Many commentators are crowing these days that the United States forces have not found WMD; for many of them, that is the only shred of dignity they have left. Can you imagine putting years of your time into opposing any war, anywhere only to find the effect of your actions was to keep a fascist regime of murdering and mutilating thugs in power? So now these commentators have to hold onto this last argument and hope that they can hold off the justified accusations of fraud. Do they really think that not yet finding WMD is justification for their years of empowering the political imprisonment of children in Iraq? Are they seriously asking us to believe that Saddam Hussein was guilty of every other kind of atrocity and crime up to the day the troops crossed the border, but he had seen the sweet light of reason on WMD?

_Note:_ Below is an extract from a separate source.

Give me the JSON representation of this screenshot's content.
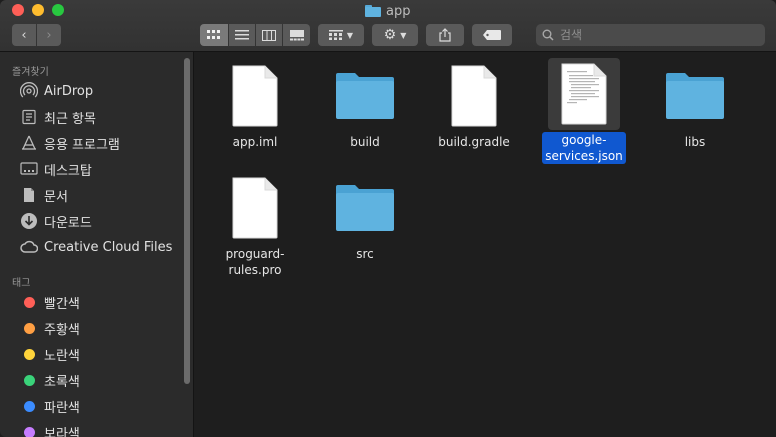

After WWII, the US Coast Guard obtained a sail training ship from the Nazi Kriegsmarine, for decades afterwards the crew of the USCGC Eagle was surprised to be discovering swastikas that had been painted over. In all likelihood, we are going to find WMD evidence in the next six months. After that, we will likely be finding WMD caches every few months for the next several decades. It will be more dangerous than chipping paint, and we will probably lose people doing so. Every time it happens, some commentator who cannot find their pen in a couch will make snide remarks trying to salvage their dignity. It does not matter, though. Because the important part is not that the United States can find WMD, but that the US will not be held hostage by the threat of violence. This is why we went to war in Iraq, and why we are committed to developing democracy there. We will leave when it suits our interests to do so, and not because it would gladden the hearts of compromised commentators everywhere.